Of course, none of this is particularly surprising considering it was posted by OnlyOffice themselves.
[1]: Instant trial on https://demo.nextcloud.com/
I would also recommend trying OnlyOffice as some have recommended.
I guess it's a start…
Gdocs as a whole are ok, though you are giving Google the right to read your docs as I remember (in their terms of service).
Org is a powerful-but-easy-to-learn document structuring language. You ca write it in any editor, but in an Org-aware editor your document really comes alive. The oldest, most feature-complete implementation is in Emacs. Org documents can be exported to virtually any final format.

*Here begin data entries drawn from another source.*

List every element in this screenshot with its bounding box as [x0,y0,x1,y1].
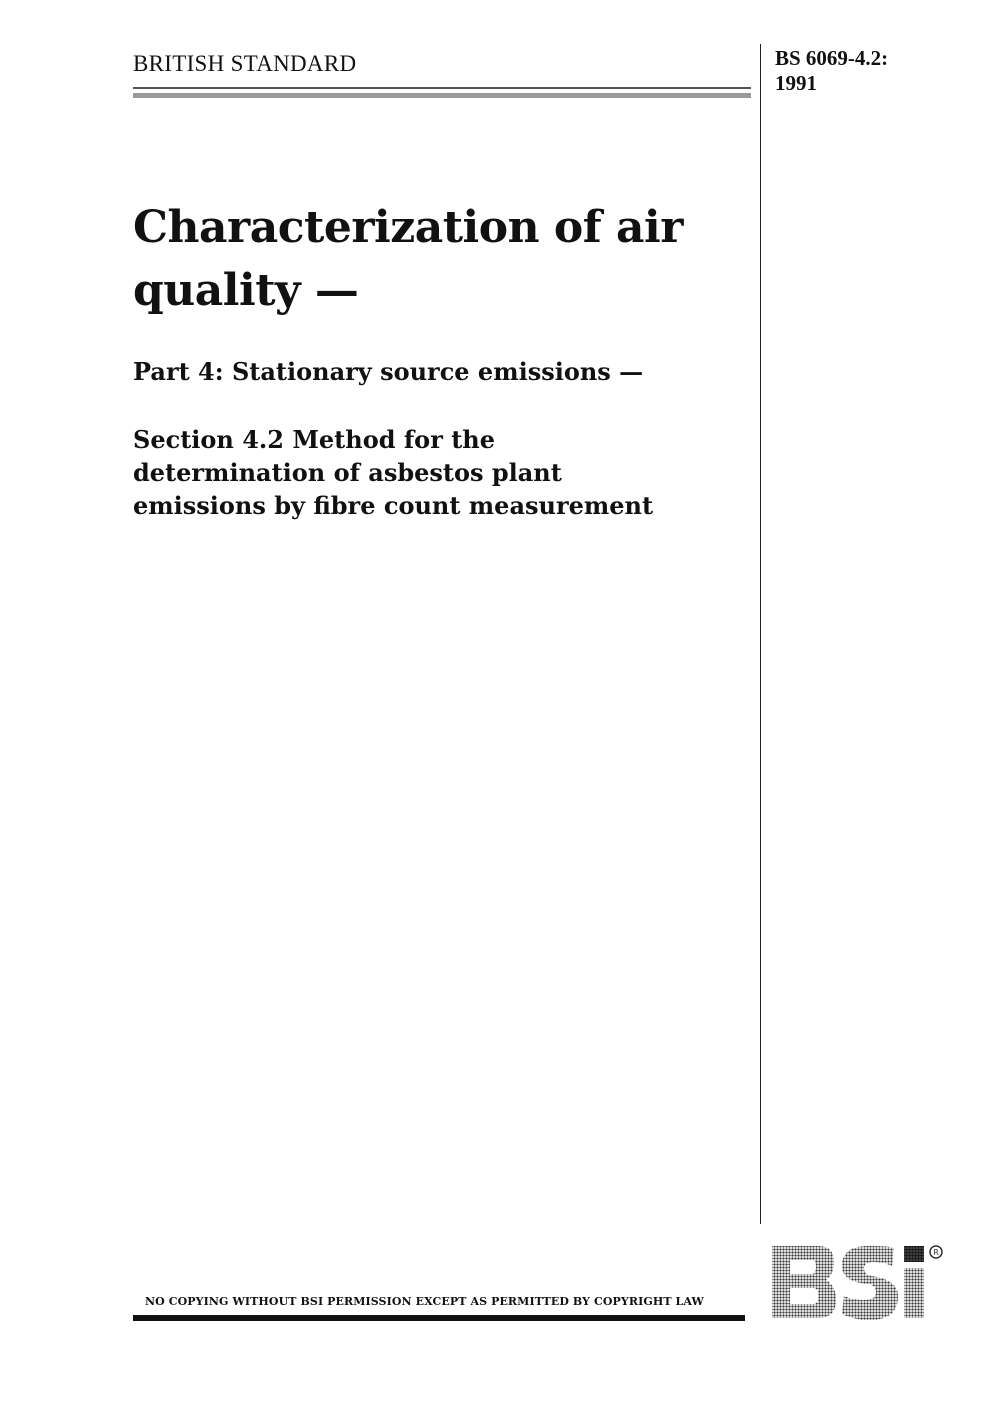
part-title: Part 4: Stationary source emissions — [133,357,644,386]
copyright-notice: NO COPYING WITHOUT BSI PERMISSION EXCEPT AS PERMITTED BY COPYRIGHT LAW [145,1295,704,1308]
standard-number-line-1: BS 6069-4.2: [775,46,889,70]
section-title [133,423,748,522]
section-title-line: emissions by fibre count measurement [133,491,654,520]
series-label: BRITISH STANDARD [133,51,357,76]
footer-rule [133,1315,745,1321]
section-title-line: Section 4.2 Method for the [133,425,495,454]
section-title-line: determination of asbestos plant [133,458,562,487]
header-rule-thin [133,87,751,89]
margin-divider [760,44,761,1224]
header-rule-thick [133,93,751,98]
bsi-logo-icon [770,1242,945,1322]
standard-number-line-2: 1991 [775,71,817,95]
standard-number [775,46,888,96]
svg-text:R: R [933,1248,939,1257]
main-title: Characterization of air quality — [133,202,683,316]
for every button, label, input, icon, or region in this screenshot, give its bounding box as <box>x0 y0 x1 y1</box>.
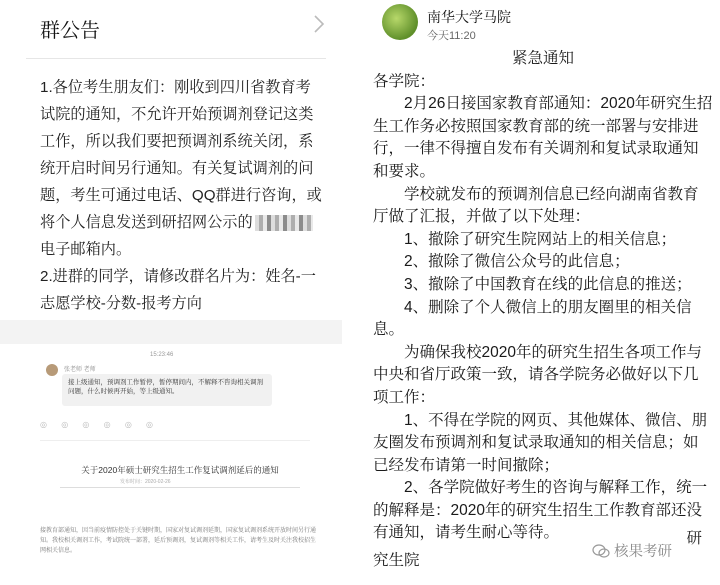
chat-toolbar-icons: ◎ ◎ ◎ ◎ ◎ ◎ <box>40 420 159 429</box>
doc-title: 关于2020年硕士研究生招生工作复试调剂延后的通知 <box>81 465 279 475</box>
doc-text: 接教育部通知，因当前疫情防控处于关键时期，国家对复试调剂延期，国家复试调剂系统开放时间另行通知。我校相关调剂工作，考试院统一部署，延后预调剂，复试调剂等相关工作，请考生及时关注我校招生网相关信息。 <box>40 528 317 554</box>
notice-para-1: 2月26日接国家教育部通知：2020年研究生招生工作务必按照国家教育部的统一部署与安排进行，一律不得擅自发布有关调剂和复试录取通知和要求。 <box>373 95 713 180</box>
notice-task-2: 2、各学院做好考生的咨询与解释工作，统一的解释是：2020年的研究生招生工作教育部还没有通知，请考生耐心等待。 <box>373 479 708 542</box>
blurred-email <box>255 215 313 231</box>
notice-item-4: 4、删除了个人微信上的朋友圈里的相关信息。 <box>373 298 692 339</box>
signature-part-2: 究生院 <box>373 552 420 569</box>
divider <box>60 487 300 488</box>
group-announcement-panel <box>0 0 342 585</box>
signature-part-1: 研 <box>686 530 702 547</box>
announcement-para-1: 1.各位考生朋友们：刚收到四川省教育考试院的通知，不允许开始预调剂登记这类工作，所以我们要把预调剂系统关闭，系统开启时间另行通知。有关复试调剂的问题，考生可通过电话、QQ群进行咨询，或将个人信息发送到研招网公示的 <box>40 79 322 231</box>
urgent-notice <box>373 48 713 545</box>
watermark <box>592 540 672 561</box>
chat-timestamp: 15:23:46 <box>150 352 174 358</box>
notice-item-3: 3、撤除了中国教育在线的此信息的推送； <box>404 275 692 293</box>
doc-meta: 发布时间：2020-02-26 <box>120 479 171 485</box>
sender-name[interactable]: 南华大学马院 <box>427 9 511 25</box>
chevron-right-icon[interactable] <box>312 14 326 34</box>
notice-item-2: 2、撤除了微信公众号的此信息； <box>404 253 630 271</box>
avatar[interactable] <box>382 4 418 40</box>
notice-para-3: 为确保我校2020年的研究生招生各项工作与中央和省厅政策一致，请各学院务必做好以下几项工作： <box>373 343 702 406</box>
post-time: 今天11:20 <box>427 30 476 42</box>
notice-title: 紧急通知 <box>511 50 574 67</box>
wechat-moment-panel <box>359 0 720 585</box>
divider <box>26 58 326 59</box>
avatar <box>46 364 58 376</box>
divider <box>40 440 310 441</box>
notice-task-1: 1、不得在学院的网页、其他媒体、微信、朋友圈发布预调剂和复试录取通知的相关信息；如已经发布请第一时间撤除； <box>373 411 708 474</box>
notice-item-1: 1、撤除了研究生院网站上的相关信息； <box>404 230 677 248</box>
gap <box>342 0 359 585</box>
wechat-icon <box>592 544 610 558</box>
chat-sender-name: 张老师 老师 <box>64 367 96 373</box>
announcement-para-2: 电子邮箱内。 <box>40 241 132 258</box>
announcement-body <box>40 74 325 317</box>
notice-greeting: 各学院： <box>373 72 436 90</box>
announcement-title: 群公告 <box>40 20 100 42</box>
section-divider <box>0 320 342 344</box>
notice-para-2: 学校就发布的预调剂信息已经向湖南省教育厅做了汇报，并做了以下处理： <box>373 185 699 226</box>
announcement-header[interactable] <box>0 0 342 56</box>
watermark-text: 核果考研 <box>614 544 672 560</box>
announcement-para-3: 2.进群的同学，请修改群名片为：姓名-一志愿学校-分数-报考方向 <box>40 268 316 312</box>
chat-bubble: 接上级通知，预调剂工作暂停，暂停期间内，不解释不咨询相关调剂问题，什么时候再开始，等上级通知。 <box>62 374 272 406</box>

I don't specifically recommend git so much as any distributed VCS, to share changes with collaborators in a controlled and structured way. I find it much easier to catch up on other's work when it comes as a self-contained, clearly labeled commit in the correct branch rather than a jumble of tiny edits here and there.
If you are working with lazy people who don't want to learn stuff, you may want to consider whether you'd be okay with keeping your private data with GitHub instead. If your Org document lives in a repo there, anyone with commit access can edit it in the GitHub web editor, with a formatted preview available.

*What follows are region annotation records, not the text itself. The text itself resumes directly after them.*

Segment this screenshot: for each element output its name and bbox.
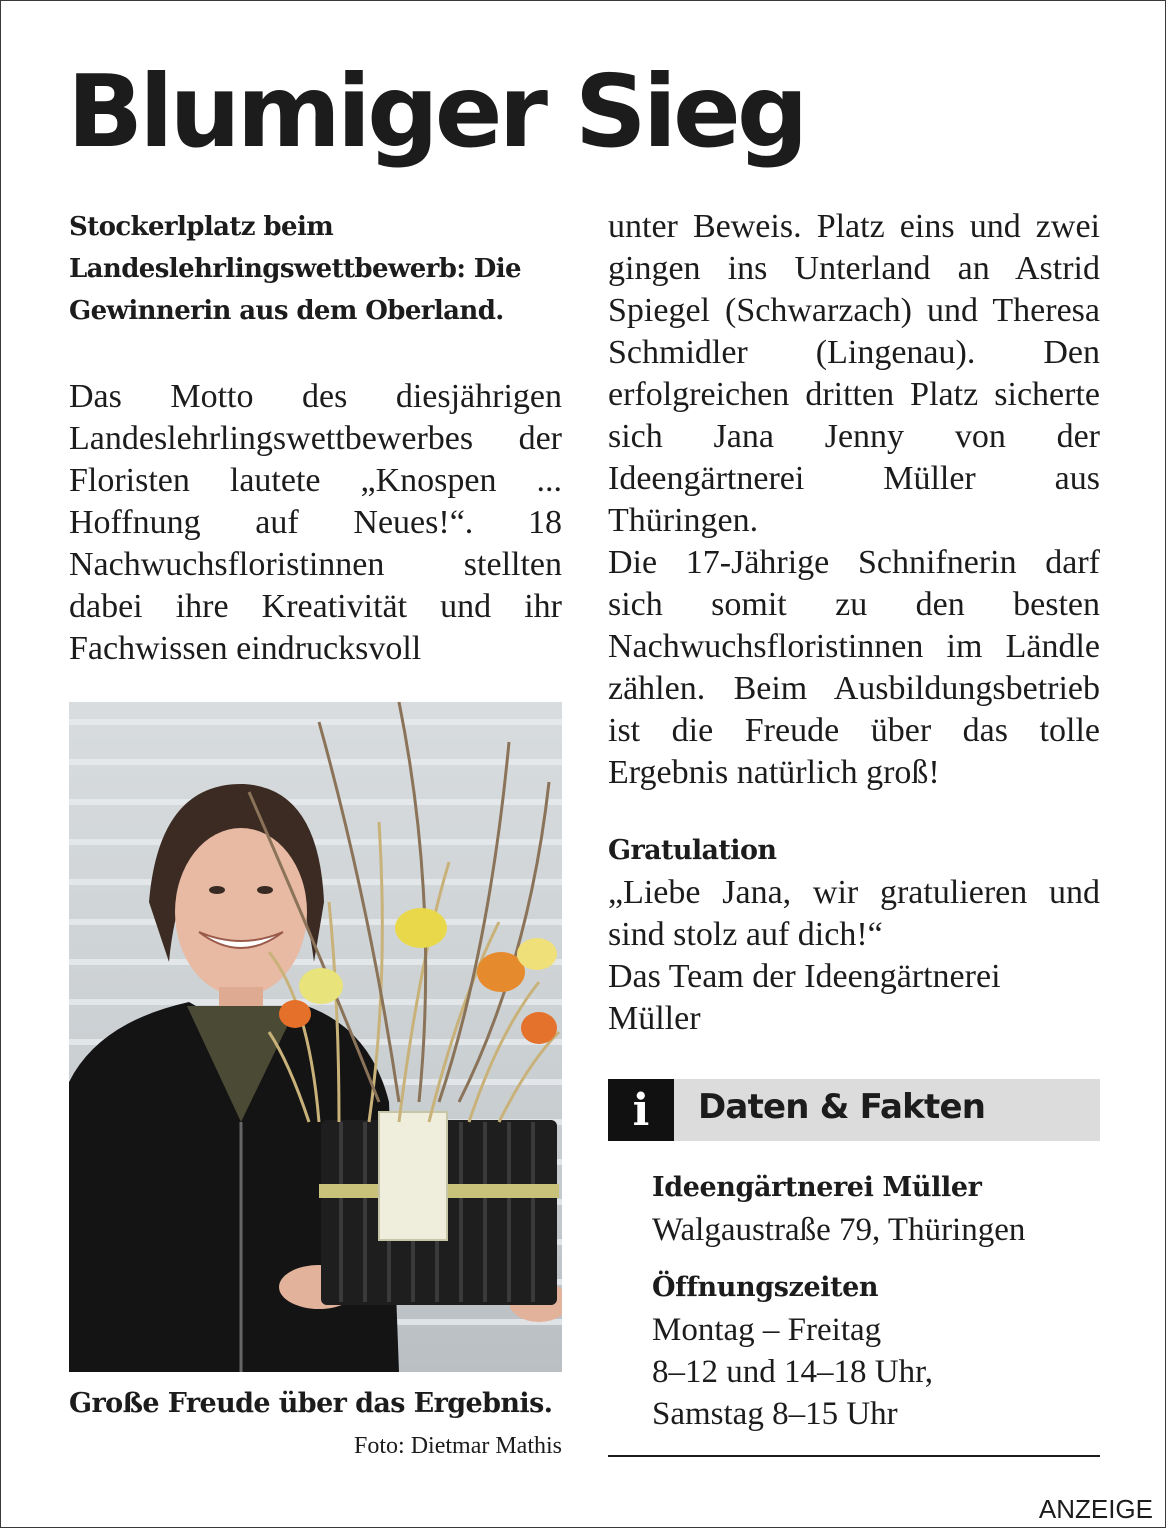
body-text-left: Das Motto des diesjährigen Landeslehrlingswettbewerbes der Floristen lautete „Knospen ... Hoffnung auf Neues!“. 18 Nachwuchsfloristinnen stellten dabei ihre Kreativität und ihr Fachwissen eindrucksvoll bbox=[69, 378, 562, 667]
body-text-right-2: Die 17-Jährige Schnifnerin darf sich somit zu den besten Nachwuchsfloristinnen im Ländle zählen. Beim Ausbildungsbetrieb ist die Freude über das tolle Ergebnis natürlich groß! bbox=[608, 544, 1100, 791]
company-name: Ideengärtnerei Müller bbox=[652, 1172, 982, 1203]
gratulation-signature-1: Das Team der Ideengärtnerei bbox=[608, 958, 1001, 995]
gratulation-title: Gratulation bbox=[608, 835, 777, 866]
body-text-right-1: unter Beweis. Platz eins und zwei gingen ins Unterland an Astrid Spiegel (Schwarzach) und Theresa Schmidler (Lingenau). Den erfolgreichen dritten Platz sicherte sich Jana Jenny von der Ideengärtnerei Müller aus Thüringen. bbox=[608, 208, 1100, 539]
article-photo bbox=[69, 702, 562, 1372]
facts-box-header bbox=[608, 1079, 1100, 1141]
right-column bbox=[608, 206, 1100, 1040]
info-icon: i bbox=[608, 1079, 674, 1141]
photo-credit: Foto: Dietmar Mathis bbox=[354, 1433, 562, 1459]
photo-caption: Große Freude über das Ergebnis. bbox=[69, 1388, 553, 1419]
opening-hours-label: Öffnungszeiten bbox=[652, 1272, 879, 1303]
opening-hours-saturday: Samstag 8–15 Uhr bbox=[652, 1396, 898, 1432]
headline: Blumiger Sieg bbox=[67, 53, 805, 170]
lead-paragraph: Stockerlplatz beim Landeslehrlingswettbewerb: Die Gewinnerin aus dem Oberland. bbox=[69, 212, 521, 326]
gratulation-signature-2: Müller bbox=[608, 1000, 701, 1037]
gratulation-quote: „Liebe Jana, wir gratulieren und sind stolz auf dich!“ bbox=[608, 874, 1100, 953]
left-column bbox=[69, 206, 562, 670]
facts-box-title: Daten & Fakten bbox=[698, 1087, 986, 1127]
florist-photo-illustration bbox=[69, 702, 562, 1372]
facts-box-body bbox=[652, 1167, 1100, 1435]
opening-hours-weekday-times: 8–12 und 14–18 Uhr, bbox=[652, 1354, 933, 1390]
opening-hours-weekdays: Montag – Freitag bbox=[652, 1312, 882, 1348]
company-address: Walgaustraße 79, Thüringen bbox=[652, 1212, 1026, 1248]
facts-box bbox=[608, 1079, 1100, 1457]
advertisement-label: ANZEIGE bbox=[1038, 1494, 1153, 1524]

Could you please elaborate on this?
- On my Android phone, I use Orgzly to capture notes, tick off finished tasks, and see various filtered views of my agenda.
- I see there are implementations in Vim, namely Vim-OrgMode and VimOrganizer.
- If you want to embed something on the web, org-js is supposed to be good. There is also the GitHub editor, of course.
- Further out of my comfort zone, there is something for IntelliJ IDEA called org4idea, and I saw you should be able to get orgmode support in Sublime Text. I also found Organized for Atom, but that appears to be a sort of Markdown-Org mashup, so not necessarily the right thing.
- Then, as unwelcome as this last point may seem to some, it's worth pointing out that Emacs is not an editor in singular. If you don't like the default editor that ships with Emacs, there are other editors to choose from which all run in Emacs. This includes the seriously fantastic Vim port called Evil. From what I can tell, the AutOrg project is even specifically packaging Emacs+Org in a way to make it more approachable to beginners.
Note that many of the options have not successfully replicated the full Org feature set yet. However, in the context of this discussion I have limited myself to the features that are also supported by Google Docs, which are... not many.
https://atom.io/packages/org-mode
https://github.com/ajtoo/vscode-org-mode
https://github.com/danielmagnussons/orgmode
For more, search "[name of editor] org mode" in the search engine of your trust.
(Though, every person on the team who wants to learn git is a strict incremental improvement – both over Google Docs and cowboy committing on GitHub.)
I find it has more formatting features than Google Docs. Best of all: no Ads and document reading bullshit.
It's super-ugly, doesn't have hidpi support on Linux, it's slow, it has a confusing UI.
Google Docs is about 100 times better.
The link below is not clickable, must be copied and pasted manually... no fun on mobile...
How do I make a link in a question?
You can't. This is to prevent people from submitting a link with their comments in a privileged position at the top of the page. If you want to submit a link with comments, just submit it, then add a regular comment.